Concerned that cases like Stratton Oakmont, Inc. would discourage providers from censoring offensive content on their own sites, Congress enacted section 230, in part, to insulate providers from liability for “any action voluntarily taken in good faith to restrict access to or availability of material that the provider or user considers to be obscene, lewd, lascivious, filthy, excessively violent, harassing, or otherwise objectionable, whether or not such material is constitutionally protected” (47 USC § 230 [c] [2] [A]). Both houses of Congress stressed that “[o]ne of the specific purposes of this section is to overrule Stratton-Oakmont v. Prodigy and any other similar decisions which have treated such providers and users as publishers or speakers of content that is not their own because they have restricted access to objectionable material” (HR Rep 104-458, 104th Cong, 2d Sess, at 194; S Rep 104-230, 104th Cong, 2d Sess, at 194 [containing same quote]).

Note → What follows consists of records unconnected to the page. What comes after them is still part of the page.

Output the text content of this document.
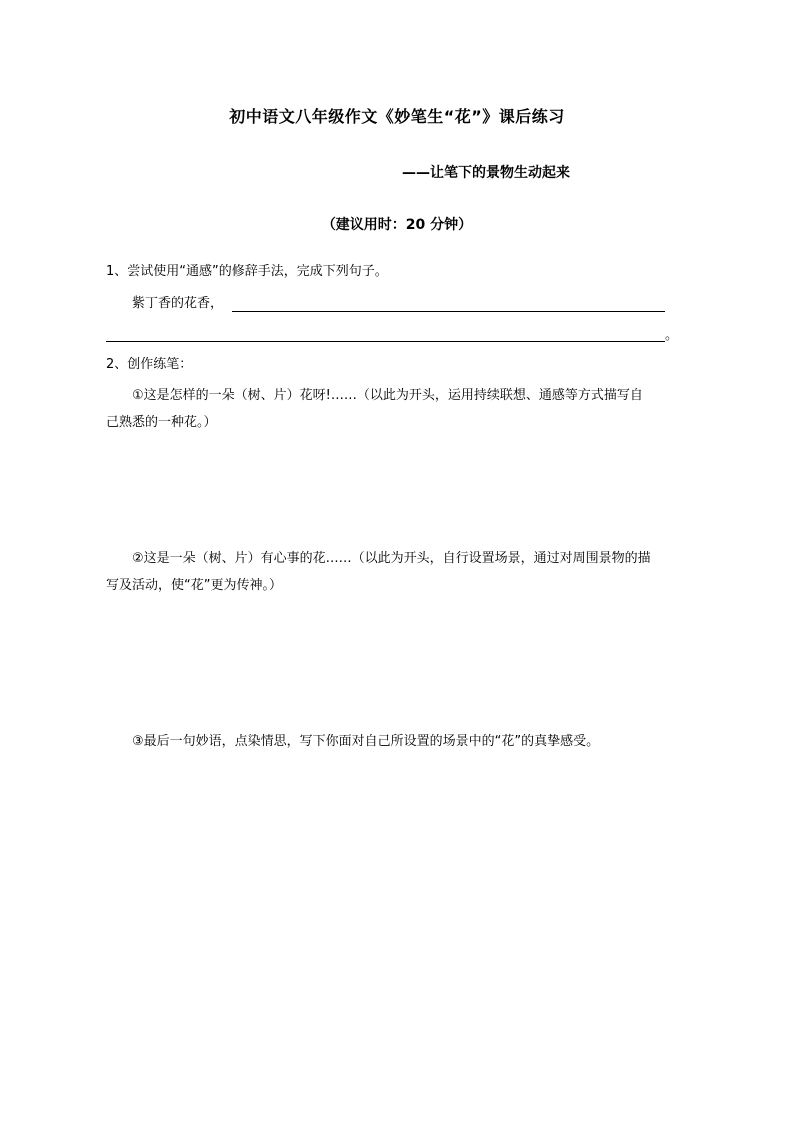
初中语文八年级作文《妙笔生“花”》课后练习
——让笔下的景物生动起来
（建议用时：20 分钟）
1、尝试使用“通感”的修辞手法，完成下列句子。
紫丁香的花香，
。
2、创作练笔：
①这是怎样的一朵（树、片）花呀!……（以此为开头，运用持续联想、通感等方式描写自
己熟悉的一种花。）
②这是一朵（树、片）有心事的花……（以此为开头，自行设置场景，通过对周围景物的描
写及活动，使“花”更为传神。）
③最后一句妙语，点染情思，写下你面对自己所设置的场景中的“花”的真挚感受。
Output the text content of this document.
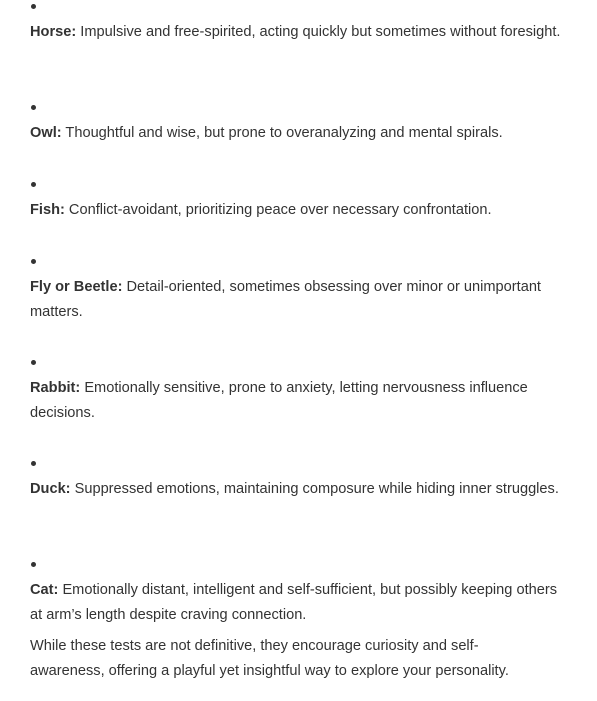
Horse: Impulsive and free-spirited, acting quickly but sometimes without foresight.
Owl: Thoughtful and wise, but prone to overanalyzing and mental spirals.
Fish: Conflict-avoidant, prioritizing peace over necessary confrontation.
Fly or Beetle: Detail-oriented, sometimes obsessing over minor or unimportant matters.
Rabbit: Emotionally sensitive, prone to anxiety, letting nervousness influence decisions.
Duck: Suppressed emotions, maintaining composure while hiding inner struggles.
Cat: Emotionally distant, intelligent and self-sufficient, but possibly keeping others at arm’s length despite craving connection.

While these tests are not definitive, they encourage curiosity and self-awareness, offering a playful yet insightful way to explore your personality.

While I do not dispute the adoption of a broad approach to immunity for on-line service providers under the CDA, an interpretation that immunizes a business’s complicity in defaming a direct competitor takes us so far afield from the purpose of the CDA as to make it unrecognizable. Dismissing this action on the pleadings is not required by the letter of the law and does not honor its spirit.
*296Judges Graffeo, Read and Smith concur with Judge Ciparick; Chief Judge Lippman dissents and votes to reverse in a separate opinion in which Judges Pigott and Jones concur.
Order affirmed, with costs.

 We must deem the allegations of the complaint to be true in considering defendants’ CPLR 3211 (a) (7) motion to dismiss.